With your sample data, say you want to know how many vehicles you sold by make, by date this year:
match={"$match" : {
"saleDate" : { "$gt" : new Date(2013,0,1) }
}
};
proj1={"$project" : {
"_id" : 0,
"saleDate" : 1,
"make" : 1,
"h" : {
"$hour" : "$saleDate"
},
"m" : {
"$minute" : "$saleDate"
},
"s" : {
"$second" : "$saleDate"
},
"ml" : {
"$millisecond" : "$saleDate"
}
}
};
proj2={"$project" : {
"_id" : 0,
"make" : 1,
"saleDate" : {
"$subtract" : [
"$saleDate",
{
"$add" : [
"$ml",
{
"$multiply" : [
"$s",
1000
]
},
{
"$multiply" : [
"$m",
60,
1000
]
},
{
"$multiply" : [
"$h",
60,
60,
1000
]
}
]
}
]
}
}
};
group={"$group" : {
"_id" : {
"m" : "$make",
"d" : "$saleDate"
},
"count" : {
"$sum" : 1
}
}
};
Now running the aggregation gives you:
db.inventory.aggregate(match, proj1, proj2, group)
{
"result" : [
{
"_id" : {
"m" : "Toyota",
"d" : ISODate("2013-04-10T00:00:00Z")
},
"count" : 4
},
{
"_id" : {
"m" : "Toyota",
"d" : ISODate("2013-04-09T00:00:00Z")
},
"count" : 1
},
{
"_id" : {
"m" : "Nissan",
"d" : ISODate("2013-04-10T00:00:00Z")
},
"count" : 2
}
],
"ok" : 1
}
You can add another {$project} phase to pretty up the output and you can add a {$sort} step, but basically for each date, for each make you get a count of how many were sold.

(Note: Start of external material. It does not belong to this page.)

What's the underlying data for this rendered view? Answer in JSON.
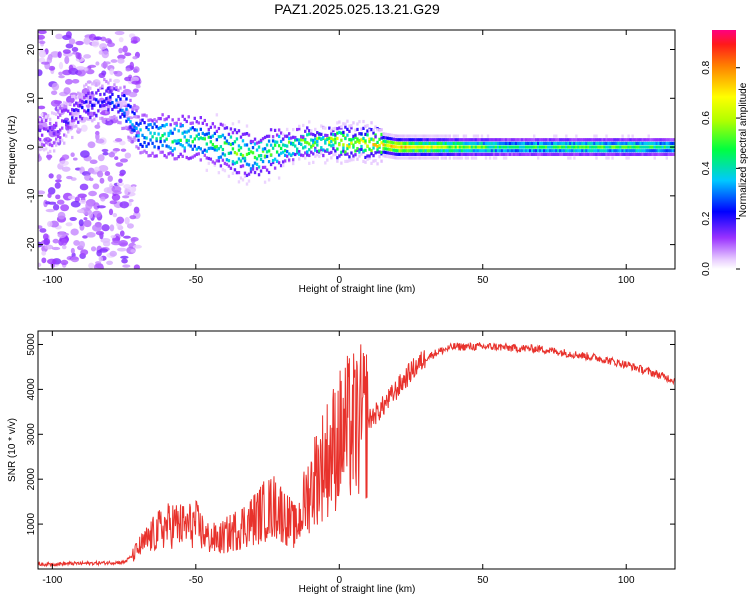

I like user1083621's answer but that method causes some limitations in following operations with this field - because you can not use it as date field in (for instance) next aggregation pipeline stages. You can neither compare nor use any date aggregation operations and after aggregation you'll have strings(!). All of that may be solved by projecting your original date field but in that case you'll get some difficulties with retaining it through groupping stage. And after all, sometimes you just want to manipulate with the beginning of day, not with arbitrary day time. So here's my method:
{'$project': {
'start_of_day': {'$subtract': [
'$date',
{'$add': [
{'$multiply': [{'$hour': '$date'}, 3600000]},
{'$multiply': [{'$minute': '$date'}, 60000]},
{'$multiply': [{'$second': '$date'}, 1000]},
{'$millisecond': '$date'}
]}
]},
}}
It gives you this:
{
"start_of_day" : ISODate("2015-12-03T00:00:00.000Z")
},
{
"start_of_day" : ISODate("2015-12-04T00:00:00.000Z")
}
Can't say if it any faster than user1083621's method.